Cette opinion se fonde sur le processus de développement communautaire lui-même, tel que nous l'avons décrit. En travaillant à se former et à se maintenir, le groupe se stabilise au point qu'il est peu probable qu'il se désagrège. En se donnant une formation et de l'expérience pour acquérir des nouvelles capacités, le groupe favorise l'engagement chez ses membres grâce aux bénéfices que ces derniers en retireront. C'est ce qui aide aussi à attirer de nouveaux membres.

Il ne suffit pas au groupe de se former et de se stabiliser pour pouvoir se maintenir. Il aura besoin des ressources et de l'appui de la communauté. Nous croyons que cela se produira lorsque la communauté verra le besoin auquel répond le groupe. L'étape des partenariats communautaires dans le modèle proposé suppose la formation de partenariats pour répondre à un besoin communautaire. Lorsqu'il a accompli cela, le groupe est nécessaire à la communauté pour continuer à la servir de cette façon, ce qui donne légitimité au groupe et, ensuite, facilite la tâche de trouver des ressources. Ceci s'applique autant aux partenaires qu'aux gens d'affaires de la communauté.

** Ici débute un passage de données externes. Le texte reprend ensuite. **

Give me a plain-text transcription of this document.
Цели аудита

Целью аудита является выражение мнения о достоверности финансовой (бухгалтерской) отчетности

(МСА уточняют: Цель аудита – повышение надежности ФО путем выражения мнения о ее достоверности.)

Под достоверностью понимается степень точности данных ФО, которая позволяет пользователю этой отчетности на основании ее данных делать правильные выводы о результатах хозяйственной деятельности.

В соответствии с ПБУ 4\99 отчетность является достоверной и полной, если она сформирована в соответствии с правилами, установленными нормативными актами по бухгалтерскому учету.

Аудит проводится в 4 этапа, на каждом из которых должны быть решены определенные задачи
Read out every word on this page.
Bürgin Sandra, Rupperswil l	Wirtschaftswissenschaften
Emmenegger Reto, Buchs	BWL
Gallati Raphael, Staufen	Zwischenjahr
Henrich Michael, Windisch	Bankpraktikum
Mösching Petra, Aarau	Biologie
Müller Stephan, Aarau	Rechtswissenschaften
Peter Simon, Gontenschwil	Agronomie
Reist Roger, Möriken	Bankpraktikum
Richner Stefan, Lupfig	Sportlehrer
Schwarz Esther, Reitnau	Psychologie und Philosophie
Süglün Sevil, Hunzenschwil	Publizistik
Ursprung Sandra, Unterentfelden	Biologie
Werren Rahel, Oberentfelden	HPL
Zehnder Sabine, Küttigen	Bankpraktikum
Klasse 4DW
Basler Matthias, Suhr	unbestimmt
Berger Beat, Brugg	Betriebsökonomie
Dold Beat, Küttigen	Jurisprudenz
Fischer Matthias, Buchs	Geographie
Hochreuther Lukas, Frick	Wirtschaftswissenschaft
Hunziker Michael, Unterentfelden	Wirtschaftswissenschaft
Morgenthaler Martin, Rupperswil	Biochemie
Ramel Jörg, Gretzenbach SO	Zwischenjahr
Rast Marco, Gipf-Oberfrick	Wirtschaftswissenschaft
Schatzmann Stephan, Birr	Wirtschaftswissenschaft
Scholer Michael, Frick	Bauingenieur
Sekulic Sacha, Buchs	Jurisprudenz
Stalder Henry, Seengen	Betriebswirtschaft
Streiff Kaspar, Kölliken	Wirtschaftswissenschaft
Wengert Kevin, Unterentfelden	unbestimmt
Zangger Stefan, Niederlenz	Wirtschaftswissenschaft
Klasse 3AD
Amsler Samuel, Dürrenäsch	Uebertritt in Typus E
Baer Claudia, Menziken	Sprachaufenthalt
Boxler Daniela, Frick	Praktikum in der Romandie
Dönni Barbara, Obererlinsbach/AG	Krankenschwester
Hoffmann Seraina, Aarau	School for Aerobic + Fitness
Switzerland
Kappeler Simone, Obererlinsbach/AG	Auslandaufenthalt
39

Dans notre modèle, le maintien du groupe n'est pas une question de levée de fonds. Il s'agit plutôt de répondre au besoin qu'a la communauté de profiter d'un service du groupe tout en répondant aux besoins de prise en main et de changement communautaire. Le devoir du groupe, et le défi qu'il doit relever, est de jumeler ses besoins à ceux de la communauté, et d'assurer que les partenaires reconnaissent la nécessité de le faire. Les ressources viendront d'elle-mêmes lorsque les partenaires de la grande communauté offriront leurs ressources pour répondre à un besoin qui, selon eux, est comblé grâce à la concertation d'un groupe de partenaires qui cherchent à atteindre leurs objectifs et ceux de la grande communauté.